Confusion on delta function

Question

How should one deal with $\delta(x-y)\partial_x[f(2x+y)\delta(x+y)]$? In other words, what is \begin{equation} \int\phi(x,y)\delta(x-y)\partial_x[f(2x+y)\delta(x+y)] dxdy ? \end{equation}

My attempt was \begin{align} & \int\phi(x,y)\delta(x-y)\partial_x[f(2x+y)\delta(x+y)] dxdy \\ =&\int\phi(x,y)\delta(x-y)[\partial_xf(x)\delta(x+y)+f(x)\partial_x\delta(x+y)] dxdy\\ =&\phi(0,0)f'(0) + \int\phi(x,y)\delta(x-y)f(x)\partial_x\delta(x+y) dxdy \end{align}

I am not 100% sure if the steps above are correct. Also, I am still confused by the term $\int\phi(x,y)\delta(x-y)f(x)\partial_x\delta(x+y) dxdy$.

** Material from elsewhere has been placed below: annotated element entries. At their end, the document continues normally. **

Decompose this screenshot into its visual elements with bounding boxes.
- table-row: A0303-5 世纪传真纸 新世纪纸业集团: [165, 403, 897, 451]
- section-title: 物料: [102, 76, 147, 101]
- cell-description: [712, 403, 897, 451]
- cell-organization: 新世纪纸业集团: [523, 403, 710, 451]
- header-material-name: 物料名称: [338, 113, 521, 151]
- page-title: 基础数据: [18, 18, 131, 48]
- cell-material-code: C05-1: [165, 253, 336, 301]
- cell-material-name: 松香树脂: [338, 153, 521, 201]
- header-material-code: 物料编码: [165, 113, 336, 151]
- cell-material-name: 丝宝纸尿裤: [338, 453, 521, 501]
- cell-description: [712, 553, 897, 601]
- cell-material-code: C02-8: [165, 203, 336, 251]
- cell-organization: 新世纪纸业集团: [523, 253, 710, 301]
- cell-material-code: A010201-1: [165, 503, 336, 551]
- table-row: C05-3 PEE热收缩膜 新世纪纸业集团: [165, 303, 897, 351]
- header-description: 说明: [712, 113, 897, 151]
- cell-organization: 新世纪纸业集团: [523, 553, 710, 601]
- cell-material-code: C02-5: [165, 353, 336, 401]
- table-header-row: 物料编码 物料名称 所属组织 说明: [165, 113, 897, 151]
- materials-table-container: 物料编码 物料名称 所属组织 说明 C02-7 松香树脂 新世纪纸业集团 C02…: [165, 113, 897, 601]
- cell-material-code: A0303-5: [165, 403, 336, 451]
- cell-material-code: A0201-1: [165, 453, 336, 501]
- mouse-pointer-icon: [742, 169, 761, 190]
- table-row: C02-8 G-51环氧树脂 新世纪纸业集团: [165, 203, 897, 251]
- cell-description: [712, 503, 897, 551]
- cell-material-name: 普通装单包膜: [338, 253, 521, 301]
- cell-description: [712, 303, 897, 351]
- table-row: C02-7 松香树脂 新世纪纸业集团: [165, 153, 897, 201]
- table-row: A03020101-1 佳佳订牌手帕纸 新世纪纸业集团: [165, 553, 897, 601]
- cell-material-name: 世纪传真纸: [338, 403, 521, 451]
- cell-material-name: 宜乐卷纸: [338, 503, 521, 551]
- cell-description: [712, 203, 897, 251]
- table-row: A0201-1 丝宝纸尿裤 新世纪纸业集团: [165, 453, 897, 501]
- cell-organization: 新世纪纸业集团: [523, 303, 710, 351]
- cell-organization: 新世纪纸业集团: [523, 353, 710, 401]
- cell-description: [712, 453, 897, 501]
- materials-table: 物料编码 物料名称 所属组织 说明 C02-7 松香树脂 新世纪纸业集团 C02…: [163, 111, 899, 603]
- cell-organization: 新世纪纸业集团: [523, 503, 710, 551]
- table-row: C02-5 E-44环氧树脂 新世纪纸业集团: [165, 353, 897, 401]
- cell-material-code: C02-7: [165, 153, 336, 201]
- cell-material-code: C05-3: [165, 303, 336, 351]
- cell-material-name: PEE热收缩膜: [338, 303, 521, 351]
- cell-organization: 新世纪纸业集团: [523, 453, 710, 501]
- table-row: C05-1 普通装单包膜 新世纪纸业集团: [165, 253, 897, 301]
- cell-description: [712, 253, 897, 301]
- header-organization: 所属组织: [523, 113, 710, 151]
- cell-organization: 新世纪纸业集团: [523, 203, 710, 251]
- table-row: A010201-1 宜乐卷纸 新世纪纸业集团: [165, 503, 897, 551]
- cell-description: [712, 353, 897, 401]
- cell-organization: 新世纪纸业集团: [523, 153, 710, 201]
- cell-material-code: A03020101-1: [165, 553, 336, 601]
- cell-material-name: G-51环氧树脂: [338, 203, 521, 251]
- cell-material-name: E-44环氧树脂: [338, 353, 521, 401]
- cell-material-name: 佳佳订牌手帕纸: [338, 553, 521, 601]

Please help, thank you very much!

Answer 1

Hint: notice that $$f(2x+y)\delta(x+y)=f(-y)\delta(x+y)$$can you finish now?

Answer 2

The usual product rule still holds. We have $$g(x, y) = \frac \partial {\partial x}(f(2 x + y) \delta(x + y)) = 2 f'(2 x + y) \delta(x + y) + f(2 x + y)\delta'(x + y), \\ \int_{-\infty}^\infty \delta(x - y) g(x, y) \phi(x, y) dy = g(x, x) \phi(x, x), \\ \int_{-\infty}^\infty g(x, x) \phi(x, x) dx = f'(0) \phi(0, 0) - \frac 1 4 \frac d {dx} (f(3 x) \phi(x, x)) \bigg\rvert_{x = 0} = \\ \frac {f'(0) \phi(0, 0) - f(0) \phi^{(1, 0)}(0, 0) - f(0) \phi^{(0, 1)}(0, 0)} 4, \\ \delta(x - y) g(x, y) = \frac {f'(0) \delta(x, y) + f(0) \delta^{(1, 0)}(x, y) + f(0) \delta^{(0, 1)}(x, y)} 4.$$